Last time we spent Christmas alone was when DD was a baby and we lived abroad for a year. That was 11 years ago.
Since then DS (now 7) has come along and we’ve spent 10 Christmases with the in laws. DH’s wider family is humongous (they were even in their local paper for being the biggest family in the town 😂) mine is small, dad dead and mum lives abroad, so we’d have my brothers over if we were hosting. But the in laws are always somewhere in the vicinity and there’s normally lots and lots of them.

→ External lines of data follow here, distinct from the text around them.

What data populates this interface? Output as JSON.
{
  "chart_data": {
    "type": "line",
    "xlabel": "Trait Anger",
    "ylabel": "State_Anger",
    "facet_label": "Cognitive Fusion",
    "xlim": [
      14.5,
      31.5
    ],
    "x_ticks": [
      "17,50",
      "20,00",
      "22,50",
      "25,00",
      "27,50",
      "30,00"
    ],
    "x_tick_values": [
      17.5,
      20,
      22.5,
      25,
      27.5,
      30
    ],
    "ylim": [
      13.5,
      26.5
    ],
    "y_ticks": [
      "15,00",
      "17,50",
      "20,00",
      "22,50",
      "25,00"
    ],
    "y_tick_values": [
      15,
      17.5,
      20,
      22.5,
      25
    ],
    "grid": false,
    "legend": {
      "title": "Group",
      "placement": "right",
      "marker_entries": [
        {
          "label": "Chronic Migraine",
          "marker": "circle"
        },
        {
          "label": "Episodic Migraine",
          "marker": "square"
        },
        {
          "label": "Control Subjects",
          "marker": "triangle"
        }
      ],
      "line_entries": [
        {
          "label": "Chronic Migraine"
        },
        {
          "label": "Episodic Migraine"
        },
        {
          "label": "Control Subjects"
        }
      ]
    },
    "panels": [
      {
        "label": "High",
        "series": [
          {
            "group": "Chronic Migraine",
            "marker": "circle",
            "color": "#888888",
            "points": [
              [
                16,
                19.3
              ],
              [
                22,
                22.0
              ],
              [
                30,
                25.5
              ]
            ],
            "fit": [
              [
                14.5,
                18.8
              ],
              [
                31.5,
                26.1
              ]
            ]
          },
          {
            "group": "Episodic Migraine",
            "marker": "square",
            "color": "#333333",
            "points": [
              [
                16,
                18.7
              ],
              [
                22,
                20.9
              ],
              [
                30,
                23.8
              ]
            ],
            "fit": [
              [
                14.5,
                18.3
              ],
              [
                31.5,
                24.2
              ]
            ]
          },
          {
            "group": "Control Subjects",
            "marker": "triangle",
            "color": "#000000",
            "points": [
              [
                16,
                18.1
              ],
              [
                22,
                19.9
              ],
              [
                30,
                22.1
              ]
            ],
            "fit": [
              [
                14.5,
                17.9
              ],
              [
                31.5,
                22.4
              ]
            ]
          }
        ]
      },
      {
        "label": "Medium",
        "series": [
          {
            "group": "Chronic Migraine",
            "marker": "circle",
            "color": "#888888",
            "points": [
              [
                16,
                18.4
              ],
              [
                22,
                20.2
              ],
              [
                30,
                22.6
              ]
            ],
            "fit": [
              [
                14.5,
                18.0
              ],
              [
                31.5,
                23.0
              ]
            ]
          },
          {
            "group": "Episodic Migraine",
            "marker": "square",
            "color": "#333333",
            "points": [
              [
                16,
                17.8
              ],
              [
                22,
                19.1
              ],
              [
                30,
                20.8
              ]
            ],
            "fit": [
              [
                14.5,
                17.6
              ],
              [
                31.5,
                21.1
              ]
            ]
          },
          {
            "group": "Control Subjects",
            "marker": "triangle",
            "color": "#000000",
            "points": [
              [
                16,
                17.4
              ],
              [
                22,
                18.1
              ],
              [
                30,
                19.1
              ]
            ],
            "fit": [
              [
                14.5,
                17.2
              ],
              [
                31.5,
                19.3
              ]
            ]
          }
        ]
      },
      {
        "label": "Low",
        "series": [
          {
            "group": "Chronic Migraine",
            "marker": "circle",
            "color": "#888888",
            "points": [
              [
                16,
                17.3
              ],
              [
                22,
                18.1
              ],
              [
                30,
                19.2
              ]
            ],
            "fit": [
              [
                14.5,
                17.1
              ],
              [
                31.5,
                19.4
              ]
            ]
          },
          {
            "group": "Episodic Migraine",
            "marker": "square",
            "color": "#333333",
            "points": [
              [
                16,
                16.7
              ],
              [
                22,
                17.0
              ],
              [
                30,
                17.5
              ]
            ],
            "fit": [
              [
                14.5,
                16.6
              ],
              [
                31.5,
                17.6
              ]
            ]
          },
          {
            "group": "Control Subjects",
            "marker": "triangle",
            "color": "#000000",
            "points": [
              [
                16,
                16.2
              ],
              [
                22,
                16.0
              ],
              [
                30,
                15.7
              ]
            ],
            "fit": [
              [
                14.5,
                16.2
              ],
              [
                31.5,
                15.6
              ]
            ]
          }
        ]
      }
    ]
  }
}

I get on with them but family issues are teeming. BIL is a violent wanker who thumped his girlfriend in the face last year and everyone downplays it and claims it was self defence except me and DH. He wasn’t there last Christmas but will be there this one. Our nephew is nearly 11 and picks incessantly on my 7yo. Think Dudley Dursley - spoilt, shit at sharing (but expects my kids to share their presents) and a general PITA. MIL is hypercritical of everything except her violent son and is always moaning that my early 20’s nieces are wearing clothes that are too tight/she doesn’t like their piercings/is that ANOTHER tattoo however will you buy a house etc. SIL has 4 dogs who she brings along and they’re allowed to be in the dining room when we eat. They beg and stare while we eat and now and again I find dog hairs in the food. One niece is 13 and is allowed to swear like a sailor which irritates me as my kids inevitably follow. Her mum and dad are very much “cool parents”, she has a belly button piercing and an TikTok account and my DD ends up moaning that we are too strict whenever she’s been around her.
Other than that the ILs are lovely - really we always have a good giggle, lots of love and fun and coziness. Christmases are as lovely as they are irritating.
But fuck me I am sick of doing this every bloody year. We do it because we live far away and don’t often see them so feel obliged but I really really want to be at home without visitors this year. My son is getting a Switch which he will want to play on on the TV, he wouldn’t be allowed at ILs as Dudley Dursley always brings his PS5 along and plugs it in to the TV, and goes nuts if anyone tries to remove it. I don’t want my kids being around woman beaters so would hate to be near BIL and would probably tell him to fuck off by 11am. I want a dog hair free dinner with meat that I like (can’t bear turkey). I want to lie about the sofa farting if I want to be in my own home. I want to go for a walk in our home town and listen to the local carollers who gather round the cenotaph (very Dickens I know).
So we made an executive decision and tonight we delivered the news. Well DH did. I hovered and did lots of positive gestures.
It went down like a sack of shit, but we did it. A Christmas just the 4 of us at home doing what we want when we want! I’m so happy! Eggnog is rank but the local overpriced cocktail bar do a cracking eggnog cocktail so let’s pretend we all have one and raise a glass to Christmases without in laws!